Last month Inside Higher Ed interviewed me on the subject of faked hate crimes. This month provides another example of one:
Four days before reporting a hate crime that shocked Lincoln, Charlie Rogers made a promise on Facebook.
“I believe way deep inside me that we can make things better for everyone,” she wrote July 18. “I will be a catalyst. I will do what it takes. I will. Watch me.”
On July 22, she told police three masked men broke into her home, bound her, cut anti-gay slurs into her skin and tried to set the place on fire.
Her story broke down, however, when police investigated and found, e.g.:
- no evidence of a struggle
- no blood on the bedspread she said she had been rolled across after being cut across her arms, legs, chest, and abdomen
- very straight cuts (not indicative of being made during a struggle) that avoided sensitive areas and would have taken a long time to inflict
- she purchased the implements used in the attack at her local hardware store
But again, the hoax has societal consequences (well beyond wasting law enforcement’s resources) — its victims are the well-meaning people in the community who are unnecessarily frightened and emotionally taken advantage of by a vicious lie:
Thousands of people denounced the attack. Hundreds rallied around the 33-year-old lesbian woman, giving money and holding vigils in Lincoln and Omaha.
News of the attack got play on CNN, NBC, in Sports Illustrated and newspapers across the country. …
Linda Rappl, the neighbor who called 911, said Tuesday she was shocked by Rogers’ arrest.
“I’m just dumbfounded. I’m sick to my stomach. I can’t believe it,” Rappl said. “I’m still having a hard time believing it’s a hoax.”
Rappl said for Rogers to stage a hate crime, then knock on her door looking for help “really shakes my faith in humanity, if it is a hoax.”

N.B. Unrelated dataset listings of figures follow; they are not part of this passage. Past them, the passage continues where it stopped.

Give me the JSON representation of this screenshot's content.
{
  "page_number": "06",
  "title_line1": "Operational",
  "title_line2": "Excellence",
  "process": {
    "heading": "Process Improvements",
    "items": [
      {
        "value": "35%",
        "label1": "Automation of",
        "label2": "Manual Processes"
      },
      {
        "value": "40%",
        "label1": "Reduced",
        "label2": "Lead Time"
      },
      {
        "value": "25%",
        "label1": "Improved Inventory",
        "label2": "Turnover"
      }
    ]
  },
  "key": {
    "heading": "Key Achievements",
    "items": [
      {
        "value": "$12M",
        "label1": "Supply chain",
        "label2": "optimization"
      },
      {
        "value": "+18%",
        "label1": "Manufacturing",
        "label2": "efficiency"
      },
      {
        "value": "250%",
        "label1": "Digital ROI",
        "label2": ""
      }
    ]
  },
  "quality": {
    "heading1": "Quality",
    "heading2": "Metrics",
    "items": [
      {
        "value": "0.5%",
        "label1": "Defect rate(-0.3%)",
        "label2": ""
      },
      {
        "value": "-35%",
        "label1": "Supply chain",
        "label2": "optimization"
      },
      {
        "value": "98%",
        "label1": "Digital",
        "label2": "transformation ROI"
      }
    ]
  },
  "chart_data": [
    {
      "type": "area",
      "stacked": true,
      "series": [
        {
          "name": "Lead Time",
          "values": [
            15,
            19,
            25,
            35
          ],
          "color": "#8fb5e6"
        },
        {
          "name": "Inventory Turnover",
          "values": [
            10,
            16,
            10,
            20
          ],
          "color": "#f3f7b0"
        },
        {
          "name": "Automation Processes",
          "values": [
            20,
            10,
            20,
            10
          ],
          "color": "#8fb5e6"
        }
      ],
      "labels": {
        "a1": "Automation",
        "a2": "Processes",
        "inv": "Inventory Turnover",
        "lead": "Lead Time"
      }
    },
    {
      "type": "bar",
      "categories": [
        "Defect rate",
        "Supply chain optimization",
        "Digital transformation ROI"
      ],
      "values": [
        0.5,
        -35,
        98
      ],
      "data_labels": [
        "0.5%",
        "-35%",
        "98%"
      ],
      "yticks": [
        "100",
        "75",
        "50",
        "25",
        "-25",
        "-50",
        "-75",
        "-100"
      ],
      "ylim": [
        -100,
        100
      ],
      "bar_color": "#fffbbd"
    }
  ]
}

Crystal Mangum’s allegations against Duke lacrosse were, of course, the most notorious local example of a hate hoax, but there have been plenty (does anyone remember — it was just last year — the fable about the troll who lived under a footbridge at UNC-Chapel Hill and branded gay people?) As I wrote last year about the Faked Hate Receipt:
“One of the basic principles of dialectics is that there is no such thing as abstract truth, and what is concrete, in which the second dominates the first, characterizes the materialist approach to knowledge and truth.” — V.I. Lenin
When one’s cause becomes so important that actual facts (i.e., the truth) no longer matter, beware the hoax to follow. Especially one that on first glance offers such a perfect example of the problem in society, be it racism, sexism, or even the attitude of the Enemy du Jour, the “1 percent.” The temptation to fake the problem — i.e., to perpetrate the problem upon society yourself in order to “raise awareness” of that same problem you couldn’t find anywhere — is ever stronger among the Left, whose philosophy opposes the idea of concrete, abstract truth in favor of the idea that truth is relative and depends upon what the cultural elite thinks serves the Greater Good at any discrete moment in time.
Variations on the theme of hate hoaxes include the Hate Crime That Wasn’t (particularly effective at NC State) and the far more toxic and personally destructive (since it can’t be refuted) variation, Secondhand Hate.